The institute tries to solicit ideas from patient groups that receive money from a "diversity of sources," said Jean Slutsky, the institute's chief engagement and dissemination officer. "That's always our concern — that any one sector would be responsible for bias," she said. "Some people are more successful than others in getting public comment in."

Patient groups funded by drugmakers are largely mum on high drug prices

Comparative effectiveness research may threaten "personalized medicine" and limit access to certain higher-priced drugs, some of its critics say. PIPC's website notes that the research can help, "but it also can be misapplied in ways that unintentionally undermine patient access to care and physician-patient decision-making."

Indeed, most patients and their families have different views of cost, says Michael Rea, a pharmacist who is CEO of Rx Savings Solutions and has two young boys with autism.

"I'd pay anything I could for something that would help my sons," says Rea, whose company represents health insurance plans. "But there's a breaking point from a societal standpoint on what is realistic."
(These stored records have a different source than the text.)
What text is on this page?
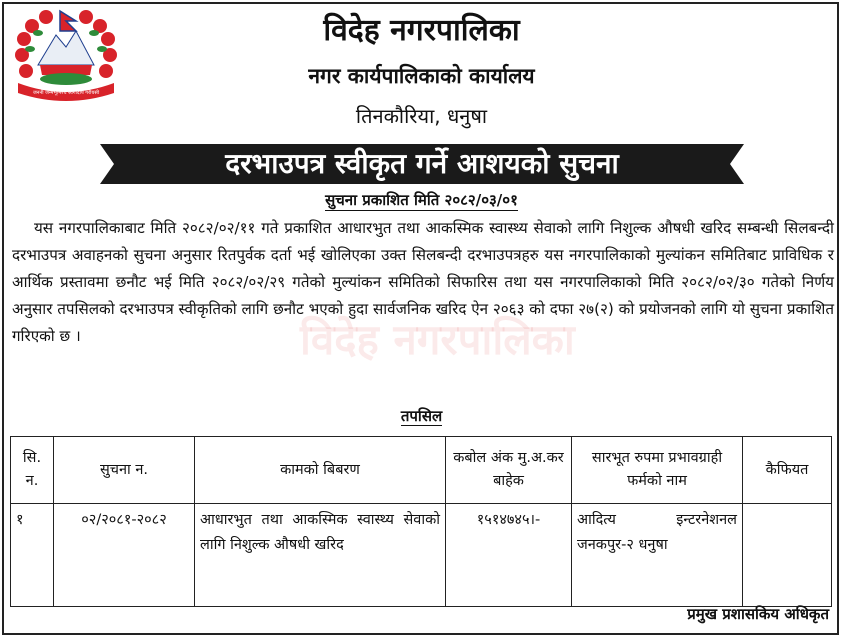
जननी जन्मभूमिश्च स्वर्गादपि गरीयसी
विदेह नगरपालिका
नगर कार्यपालिकाको कार्यालय
तिनकौरिया, धनुषा
दरभाउपत्र स्वीकृत गर्ने आशयको सुचना
सुचना प्रकाशित मिति २०८२/०३/०१
यस नगरपालिकाबाट मिति २०८२/०२/११ गते प्रकाशित आधारभुत तथा आकस्मिक स्वास्थ्य सेवाको लागि निशुल्क औषधी खरिद सम्बन्धी सिलबन्दी दरभाउपत्र अवाहनको सुचना अनुसार रितपुर्वक दर्ता भई खोलिएका उक्त सिलबन्दी दरभाउपत्रहरु यस नगरपालिकाको मुल्यांकन समितिबाट प्राविधिक र आर्थिक प्रस्तावमा छनौट भई मिति २०८२/०२/२९ गतेको मुल्यांकन समितिको सिफारिस तथा यस नगरपालिकाको मिति २०८२/०२/३० गतेको निर्णय अनुसार तपसिलको दरभाउपत्र स्वीकृतिको लागि छनौट भएको हुदा सार्वजनिक खरिद ऐन २०६३ को दफा २७(२) को प्रयोजनको लागि यो सुचना प्रकाशित गरिएको छ ।	विदेह नगरपालिका
तपसिल
सि. न.	सुचना न.	कामको बिबरण	कबोल अंक मु.अ.कर बाहेक	सारभूत रुपमा प्रभावग्राही फर्मको नाम	कैफियत
१	०२/२०८१-२०८२	आधारभुत तथा आकस्मिक स्वास्थ्य सेवाको लागि निशुल्क औषधी खरिद	१५१४७४५।-	आदित्य इन्टरनेशनल जनकपुर-२ धनुषा	
प्रमुख प्रशासकिय अधिकृत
The pharmaceutical industry, patient groups and PCORI have several connections, including:

• Coelho's group, which serves as a PCORI watchdog, counts among its members the Pharmaceutical Research and Manufacturers of America trade group and a long list of patient groups, many of which get considerable funding from the pharmaceutical industry. One member, the Alliance for Patient Access, acknowledged that most of its money comes from the drug industry but would not provide a percentage. Coelho also won't say what percent of his group's budget comes from drug companies, "I don't answer that question," he said. "It is immaterial to me."

• National Health Council CEO Marc Boutin, who represents patients on one of PCORI's advisory committees, says "we work quite hard to coordinate" with PIPC. A 2011 article in the Journal of Public Health cited NHC for "principles that did not encourage transparency,"  but NHC said in response that it "requires its member companies to disclose funding from corporations and to present the information in an easily accessible manner."  NHC spokeswoman Nancy Hughes said that 70% of its membership is made up of non-profits and patient groups. These "generate the majority of our dues dollars," but she did not know the percentage of funding from drugmakers. Many of its patient group members, like PIPC, depend on drug industry money.

• Eugene Washington, a physician, was the founding chairman of the PCORI board until September 2013. During part of the time, he was also a board member of medical device and drug maker Johnson & Johnson. Washington, who is now CEO of the Duke University Health System, was also dean of the University of California, Los Angeles medical school while on the J&J board. Although Washington was not named, UCLA's medical school was one of six academic medical centers with officials on J&J's board cited in a 2014 Journal of the American Medical Association article questioning the health systems' ties to drug industry boards. UCLA's medical school's corporate relationships were also the subject of a whistleblower lawsuit that led to a $10 million settlement in 2014. Duke's press office declined to comment.

The parent of a child who had to have an intravenous line for antibiotics gave PCORI this photo showing all the apparatus involved. This is compared to a bottle of pills, which PCORI-funded research found was just as effective.

Asked to single out the most significant research findings to date, Selby points to studies including those that found oral antibiotics can work as well as those delivered intravenously to children with serious bone infections and on the benefits of giving stroke victims blood thinners when they were discharged from hospitals.

During the institute's board meeting week and in interviews, there was weariness and excitement about its future.

"Let's get this engine moving," said PCORI board member Lawrence Becker, Xerox's director of strategic partnerships and alliances. "It's been a long road the last six years."